The materials used for this project are PUL (polyurethane laminate), which is used in diapers, food packing, etc, clean old bedsheets, velcro and buttons.

The present president of RC Ahmedabad Greater Pradeep Kamal Chaturvedi was so enchanted by the possibilities offered by this project that he has declared it a permanent project of his club.

Another significant component of this project is the involvement of and partnership with the Upraant Foundation with its founder Riddhika Bhandari and her team as well as some bright young undergraduates from both NIFT and NID brimming with new ideas on packaging and branding. Upraant, a start-up mentored and supported by Rajubhai, segregates and recycles the rags picked up by the women, and upgrades them into handcrafted products such as coasters and other attractive household items. The students of NIFT and NID work under her to get ideas on design, value addition and scalability. .

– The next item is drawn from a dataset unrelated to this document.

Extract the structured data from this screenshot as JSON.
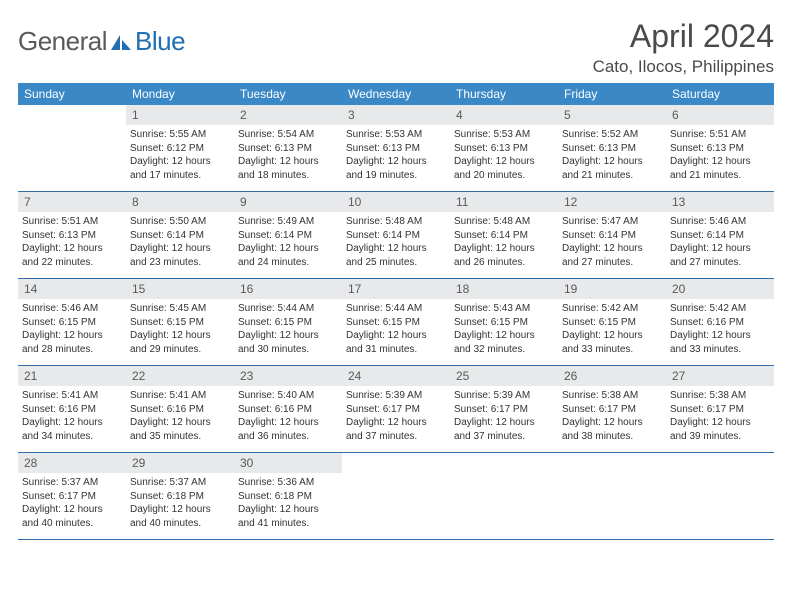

Present at this workshop were Jeevantirth trustee Deepti Raju, RCC president Kamlesh Dabhani, and a bunch of Rotary leaders and members including DRFC (RID 3054) PDG Lalit Sharma, AG Mahendra Patel, secretary Babubhai Patel, and secretary-elect Balkrishna Patel.

RC Ahmedabad Greater president Chaturvedi adds that cost-wise this project may not be huge “but its impact in terms of women’s empowerment and protecting the environment will be great.”